= Haryana State Election Commission =

Electoral agency of Haryana, India

Haryana State Election Commission is an autonomous and statutory body constituted in Indian state of Haryana for ensuring that elections are conducted in free, fair and unbiased way. Constitution of India with provisions as per Article 324 ensures creation and safeguarding of the powers of Election Commission. Haryana State Election Commission is responsible for conducting elections for Urban Local Bodies like Municipalities, Municipal Corporations, Panchayats and any other specified by Election Commission of India. Haryana State Election Commissioner is appointed by Governor of Haryana.

== History and Administration ==

Haryana State Election Commission was formed in year 1966. State Election Commission in India for respective states were formed in accordance with powers of Election Commission of India, which was constituted in year 1950 to supervise state level elections. Haryana State Election commissioner is appointed by Governor. To ensure the autonomy of the position the state election commissioner cannot be removed from office except on the grounds and manner specified for judge of High Court.

In year 2016, Haryana State Election Commission had introduced and released E-Dashboard, a web based online application for conducting elections to Urban Local Bodies and Panchayat Institutions.

== Powers and Responsibilities ==

Haryana State Election Commission is responsible for the following:

- Conducting elections for Municipal Corporations in State.
- Conducting elections for Municipal panchayats in State.
- Laying guidelines for persons eligible to contest in elections for Municipal panchayats in State.
- Laying guidelines for persons eligible to contest in elections for Municipal Corporations in State.
- Model code of conduct are following in elections for local bodies.
- Laying guidelines for voters voting in elections.
- Updating Electoral rolls with new additions.
- Updating Electoral rolls with removals, if any.

== Composition ==

Haryana State Election Commission consists of Chief Commissioner and as many members and staff specified as are required by the Acts of respective state Governments. State Election Commissioners are independent persons not holding position or office in any Central or State Government organisations.
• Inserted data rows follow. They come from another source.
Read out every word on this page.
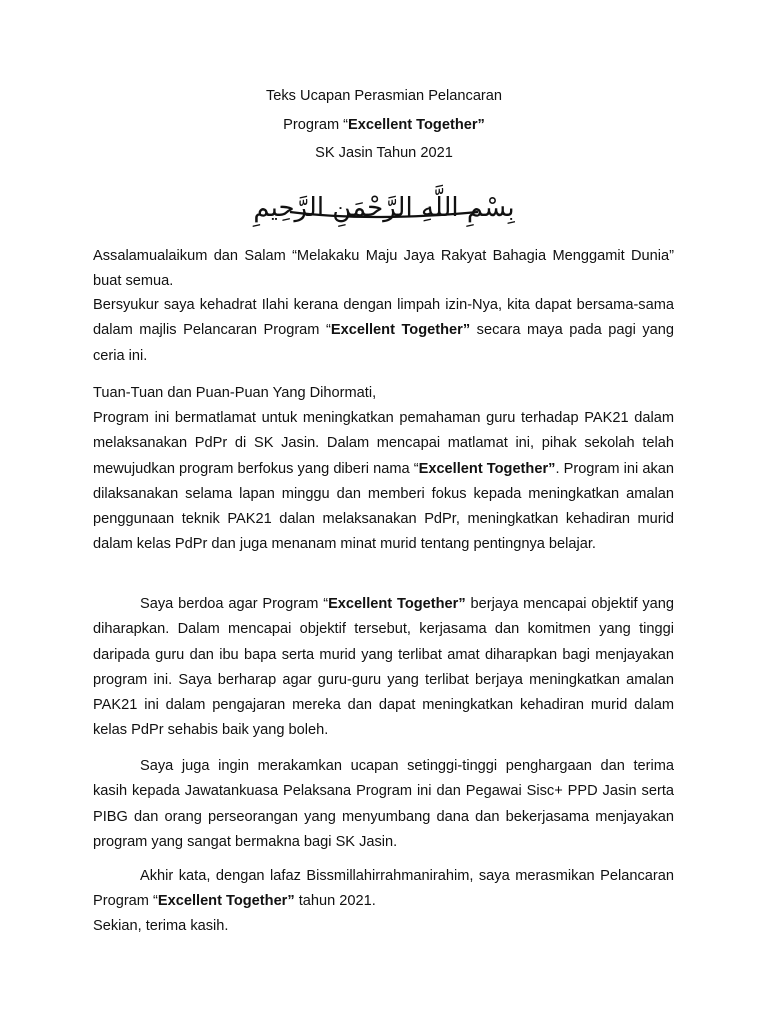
Teks Ucapan Perasmian Pelancaran
Program “Excellent Together”
SK Jasin Tahun 2021
بِسْمِ اللَّهِ الرَّحْمَنِ الرَّحِيمِ

Assalamualaikum dan Salam “Melakaku Maju Jaya Rakyat Bahagia Menggamit Dunia” buat semua.

Bersyukur saya kehadrat Ilahi kerana dengan limpah izin-Nya, kita dapat bersama-sama dalam majlis Pelancaran Program “Excellent Together” secara maya pada pagi yang ceria ini.

Tuan-Tuan dan Puan-Puan Yang Dihormati,

Program ini bermatlamat untuk meningkatkan pemahaman guru terhadap PAK21 dalam melaksanakan PdPr di SK Jasin. Dalam mencapai matlamat ini, pihak sekolah telah mewujudkan program berfokus yang diberi nama “Excellent Together”. Program ini akan dilaksanakan selama lapan minggu dan memberi fokus kepada meningkatkan amalan penggunaan teknik PAK21 dalan melaksanakan PdPr, meningkatkan kehadiran murid dalam kelas PdPr dan juga menanam minat murid tentang pentingnya belajar.

Saya berdoa agar Program “Excellent Together” berjaya mencapai objektif yang diharapkan. Dalam mencapai objektif tersebut, kerjasama dan komitmen yang tinggi daripada guru dan ibu bapa serta murid yang terlibat amat diharapkan bagi menjayakan program ini. Saya berharap agar guru-guru yang terlibat berjaya meningkatkan amalan PAK21 ini dalam pengajaran mereka dan dapat meningkatkan kehadiran murid dalam kelas PdPr sehabis baik yang boleh.

Saya juga ingin merakamkan ucapan setinggi-tinggi penghargaan dan terima kasih kepada Jawatankuasa Pelaksana Program ini dan Pegawai Sisc+ PPD Jasin serta PIBG dan orang perseorangan yang menyumbang dana dan bekerjasama menjayakan program yang sangat bermakna bagi SK Jasin.

Akhir kata, dengan lafaz Bissmillahirrahmanirahim, saya merasmikan Pelancaran Program “Excellent Together” tahun 2021.

Sekian, terima kasih.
Dhanpat Singh, a retired civil servant of 1985 batch is the current Chief Commissioner of Haryana State Election Commission. He will serve for a period of four years.

== Constitutional Requirements ==

Haryana State Election Commission was formed after amendment of Constitution with 73rd and 74th declaration with the objective of supervision and guiding preparation of electoral rolls for local governing body and to conduct elections in municipalities and panchayats . State Election Commissions were formed as per Article 243K of the Constitution, similar to setting up of Election commission of India as per Article 324.